Associations Press SEC on Crypto Custody Safeguards

"Permitting investment advisers to provide 'self-custody' of client assets would threaten the safety of those assets and the stability of financial markets—both in business as usual and in the event of failure—if not accompanied by the legal and regulatory guardrails that apply to entities providing custodial services today."
Financial Trade Associations Letter to SEC
"Permitting investment advisers to provide 'self-custody' of client assets would threaten the safety of those assets and the stability of financial markets—both in business as usual and in the event of failure—if not accompanied by the legal and regulatory guardrails that apply to entities providing custodial services today."
Financial Trade Associations Letter to SEC

In a letter to SEC Chair Paul Atkins, three financial trade associations urged the SEC to preserve strong investor protections as it considers changes to the regulatory framework for the custody of crypto assets. 

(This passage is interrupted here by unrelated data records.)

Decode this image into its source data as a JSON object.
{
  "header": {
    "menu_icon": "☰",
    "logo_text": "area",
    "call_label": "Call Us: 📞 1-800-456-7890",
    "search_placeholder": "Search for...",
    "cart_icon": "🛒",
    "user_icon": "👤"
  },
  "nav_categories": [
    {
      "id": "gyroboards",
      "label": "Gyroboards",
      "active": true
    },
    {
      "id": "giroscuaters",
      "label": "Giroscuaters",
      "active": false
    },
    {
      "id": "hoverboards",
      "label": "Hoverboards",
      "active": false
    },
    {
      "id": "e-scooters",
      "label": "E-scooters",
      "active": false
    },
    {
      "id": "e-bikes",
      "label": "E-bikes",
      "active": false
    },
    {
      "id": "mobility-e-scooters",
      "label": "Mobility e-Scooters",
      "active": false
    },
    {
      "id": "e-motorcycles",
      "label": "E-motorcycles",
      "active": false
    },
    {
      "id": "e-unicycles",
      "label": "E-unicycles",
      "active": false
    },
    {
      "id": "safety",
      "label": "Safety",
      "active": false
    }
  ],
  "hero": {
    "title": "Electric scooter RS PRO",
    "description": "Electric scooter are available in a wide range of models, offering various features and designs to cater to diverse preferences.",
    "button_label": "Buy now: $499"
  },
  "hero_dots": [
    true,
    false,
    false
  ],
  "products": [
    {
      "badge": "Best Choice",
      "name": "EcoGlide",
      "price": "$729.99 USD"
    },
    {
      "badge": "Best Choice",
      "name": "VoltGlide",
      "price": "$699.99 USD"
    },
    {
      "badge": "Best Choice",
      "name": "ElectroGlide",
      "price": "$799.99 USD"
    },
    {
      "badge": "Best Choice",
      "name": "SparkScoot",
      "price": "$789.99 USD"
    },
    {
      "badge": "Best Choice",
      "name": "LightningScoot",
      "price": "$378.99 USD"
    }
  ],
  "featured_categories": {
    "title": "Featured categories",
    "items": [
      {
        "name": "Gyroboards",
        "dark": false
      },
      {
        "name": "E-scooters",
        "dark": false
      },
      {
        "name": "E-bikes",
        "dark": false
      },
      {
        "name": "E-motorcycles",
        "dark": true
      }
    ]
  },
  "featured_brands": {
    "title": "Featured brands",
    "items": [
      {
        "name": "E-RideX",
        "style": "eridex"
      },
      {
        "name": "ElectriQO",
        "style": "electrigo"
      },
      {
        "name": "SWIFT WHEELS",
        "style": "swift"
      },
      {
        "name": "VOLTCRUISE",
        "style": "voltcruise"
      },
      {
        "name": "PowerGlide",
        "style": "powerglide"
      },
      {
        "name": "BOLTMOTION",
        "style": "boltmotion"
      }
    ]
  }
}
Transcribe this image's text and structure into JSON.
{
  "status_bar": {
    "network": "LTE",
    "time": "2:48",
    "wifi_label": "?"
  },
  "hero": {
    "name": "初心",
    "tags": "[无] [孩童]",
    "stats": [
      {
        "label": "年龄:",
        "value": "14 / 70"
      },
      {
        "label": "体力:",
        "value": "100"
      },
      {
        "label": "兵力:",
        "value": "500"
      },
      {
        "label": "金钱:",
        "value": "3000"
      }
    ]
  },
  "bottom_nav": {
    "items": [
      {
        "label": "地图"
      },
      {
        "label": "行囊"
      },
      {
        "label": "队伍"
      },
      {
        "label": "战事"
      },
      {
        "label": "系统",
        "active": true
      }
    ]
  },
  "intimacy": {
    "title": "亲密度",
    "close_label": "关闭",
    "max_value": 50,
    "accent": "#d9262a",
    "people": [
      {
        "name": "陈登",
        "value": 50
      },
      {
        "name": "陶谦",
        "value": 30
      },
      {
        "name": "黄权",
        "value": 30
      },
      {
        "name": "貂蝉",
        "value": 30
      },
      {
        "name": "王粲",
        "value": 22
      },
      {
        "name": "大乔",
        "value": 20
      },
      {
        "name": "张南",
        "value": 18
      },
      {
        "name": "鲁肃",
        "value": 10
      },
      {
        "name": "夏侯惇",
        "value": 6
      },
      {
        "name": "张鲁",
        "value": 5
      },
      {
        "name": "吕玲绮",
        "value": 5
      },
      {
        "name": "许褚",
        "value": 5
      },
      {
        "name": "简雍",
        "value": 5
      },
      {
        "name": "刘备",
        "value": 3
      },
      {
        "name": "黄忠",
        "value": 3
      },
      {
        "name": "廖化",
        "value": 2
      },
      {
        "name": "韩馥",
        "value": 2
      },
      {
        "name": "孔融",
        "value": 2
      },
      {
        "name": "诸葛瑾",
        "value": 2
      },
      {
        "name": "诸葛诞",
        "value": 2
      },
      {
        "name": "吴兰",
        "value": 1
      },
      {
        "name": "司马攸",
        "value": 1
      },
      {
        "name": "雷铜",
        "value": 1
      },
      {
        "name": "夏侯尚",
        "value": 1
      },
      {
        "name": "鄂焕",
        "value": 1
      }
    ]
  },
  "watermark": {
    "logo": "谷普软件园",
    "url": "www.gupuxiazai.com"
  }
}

The letter, signed by the Bank Policy Institute, the Association of Global Custodians, and the Financial Services Forum (collectively, the "Associations"), responds to the SEC’s review of custody rules and questions posed by Commissioner Hester M. Peirce. The Associations warned that proposals to broaden "qualified custodians" or permit adviser self-custody could weaken protections. They stressed that crypto assets carry the same custody risks as traditional assets and therefore require bank-level standards and technology-neutral safeguards based on asset segregation, separation of functions, and effective control.

The Associations pointed to several high-profile failures in the crypto sector as evidence of the dangers that arise when custody standards are weakened or absent. They warned that practices such as commingling client funds, lack of segregation, and insufficient oversight have led to major investor losses and could, if left unchecked, trigger broader financial stability risks. The Associations underscored that custodian banks, backed by decades of regulatory oversight and strong capital and liquidity requirements, have a proven record of protecting client assets even during periods of market stress.

As the SEC weighs potential changes, the Associations made two recommendations: (i) maintain qualified custodian standards by requiring any crypto custodian to meet the same stringent regulatory requirements that banks and qualified custodians currently meet, noting that lowering standards would "undermine investor protection and impede the large-scale institutional adoption of digital assets, while also undermining the overall stability of the financial markets"; and (ii) reject adviser self-custody without robust safeguards, warning that allowing advisers or funds to custody client crypto assets "outside the narrow parameters for self-custody envisioned in the Investment Advisers Act" would "expose investors to conflicts of interest," enable possible commingling or misuse of client assets and heighten fraud risks.

The Associations concluded by welcoming the SEC’s efforts to support responsible innovation in digital assets, while emphasizing that any changes to the custody framework must not come at the expense of robust investor protections.